Talvez, dentre todas, esta argumentação seja a de maior cariz
autoritário. Mais uma vez se indaga: quais acusados deram a impressão de
serem pessoas fora do alcance da Lei?
Ora, constitui fundamento inerente ao Estado Democrático de Direito, a
livre manifestação do pensamento. Liberdade que é direito de todos os
cidadãos, respondam eles a processo ou inquérito. Estejam eles livres ou
soltos. Independente de raça, cor ou religião, a todos, repita-se por
oportuno, a todos é garantido o direito de livremente se expressarem!
A própria Corte Constitucional, pelo fato de ser composta por indicação
do Chefe do Poder Executivo, não tem como negar sua vocação política,
pois irradia decisões da mais alta relevância para o sistema de justiça
nacional.
O argumento é monstruoso, pois, ainda que aceitássemos a hipótese de
estarem todos os acusados cumprindo pena em um estabelecimento penal,
nada, nem ninguém, lhes retiraria o direito de livremente se
manifestarem.
Querer cercear o direito de expressão dos acusados com a medida de
confisco de documentos pessoais viola a Constituição da República e as
leis vigentes no País.
O que preocupa, para além da violação dos direitos individuais dos
acusados é que tal decisão, emanada da mais alta Corte do País, irradie
seus efeitos para o sistema de justiça criminal. Será nefasto tamanho
desvirtuamento da nova Lei das Cautelares que veio, como afirmado no
início, para tentar amenizar a realidade dos presos provisórios no
Brasil e fazer uma releitura do Código de Processo Penal à luz da
Constituição da República de 1988.
A luta pela afirmação constante e perene dos preceitos Constitucionais e
legais é dever de todos aqueles que acreditam na Democracia.

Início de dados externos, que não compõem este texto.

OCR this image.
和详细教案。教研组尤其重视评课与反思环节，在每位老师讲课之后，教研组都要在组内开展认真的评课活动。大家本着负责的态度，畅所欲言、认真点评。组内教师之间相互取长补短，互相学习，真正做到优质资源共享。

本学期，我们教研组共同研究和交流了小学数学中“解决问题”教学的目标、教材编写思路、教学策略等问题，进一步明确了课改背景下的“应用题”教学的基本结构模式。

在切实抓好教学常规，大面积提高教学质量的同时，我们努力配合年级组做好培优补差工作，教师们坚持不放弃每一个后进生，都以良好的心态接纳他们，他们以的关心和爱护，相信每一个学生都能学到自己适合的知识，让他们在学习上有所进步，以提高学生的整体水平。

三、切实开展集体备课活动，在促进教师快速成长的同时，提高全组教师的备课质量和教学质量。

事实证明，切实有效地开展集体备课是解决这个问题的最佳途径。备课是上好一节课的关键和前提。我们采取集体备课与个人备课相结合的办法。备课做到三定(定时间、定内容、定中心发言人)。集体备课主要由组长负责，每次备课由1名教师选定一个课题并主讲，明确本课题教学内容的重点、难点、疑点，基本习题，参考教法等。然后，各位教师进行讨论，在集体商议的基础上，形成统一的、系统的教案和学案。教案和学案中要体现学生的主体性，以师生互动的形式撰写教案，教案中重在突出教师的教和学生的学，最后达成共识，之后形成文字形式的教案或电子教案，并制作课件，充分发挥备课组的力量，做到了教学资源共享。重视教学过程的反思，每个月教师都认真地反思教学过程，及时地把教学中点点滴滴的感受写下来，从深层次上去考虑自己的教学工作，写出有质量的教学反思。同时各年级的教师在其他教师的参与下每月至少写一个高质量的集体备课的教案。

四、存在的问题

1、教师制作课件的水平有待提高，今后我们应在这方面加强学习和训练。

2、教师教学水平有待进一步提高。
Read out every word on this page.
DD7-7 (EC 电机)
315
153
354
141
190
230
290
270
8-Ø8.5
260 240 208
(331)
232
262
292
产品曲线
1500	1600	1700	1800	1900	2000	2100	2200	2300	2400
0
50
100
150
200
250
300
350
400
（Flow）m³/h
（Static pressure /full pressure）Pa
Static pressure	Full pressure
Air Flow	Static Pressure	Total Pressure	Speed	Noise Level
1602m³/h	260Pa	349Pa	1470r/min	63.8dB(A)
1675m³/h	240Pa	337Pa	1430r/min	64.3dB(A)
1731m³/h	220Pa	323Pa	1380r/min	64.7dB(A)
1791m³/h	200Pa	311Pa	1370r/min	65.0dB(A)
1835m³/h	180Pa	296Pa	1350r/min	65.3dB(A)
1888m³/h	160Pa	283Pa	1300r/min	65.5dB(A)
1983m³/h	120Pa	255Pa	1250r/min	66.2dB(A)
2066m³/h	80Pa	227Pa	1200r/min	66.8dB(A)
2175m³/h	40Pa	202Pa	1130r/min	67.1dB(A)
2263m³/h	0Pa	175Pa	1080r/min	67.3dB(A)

Para concluir, importante registrar que, alguns dos acusados sobre os
quais incidiu a decisão aqui contestada – nominaremos por dever
histórico – foram presos e torturados para que hoje vivêssemos sob o
manto das liberdades Democráticas. Falo aqui de José Dirceu de Oliveira e
Silva e José Genoino Guimarães Neto.
Patrick Mariano Gomes é advogado, integrante da Rede Nacional
de Advogados e Advogadas Populares (Renap) e mestrando em Direito,
Estado e Constituição na Universidade de Brasília – UnB.
[2] Relatório de 2008/2009, “Sistema Penitenciário no Brasil, Dados
Consolidados”, do Departamento Penitenciário Nacional, órgão do
Ministério da Justiça. O estados de PE, MA, AM, CE, PI, MT, PA, AL, MG,
SE, RR possuem mais presos provisórios que condenados com trânsito em
julgado. Com destaque para os estados do Piauí (76,1%), Alagoas (70,9%),
Sergipe (68,4%), Amazonas (65,2%) e Pernambuco (64,9%). Com relação a
2008, houve um aumento de 13863 novos presos provisórios. Documento
encontrado no link: < http://portal.mj.gov.br/depen/data/Pages/MJC4D50EDBPTBRNN.htm > acesso em 04.02.2011.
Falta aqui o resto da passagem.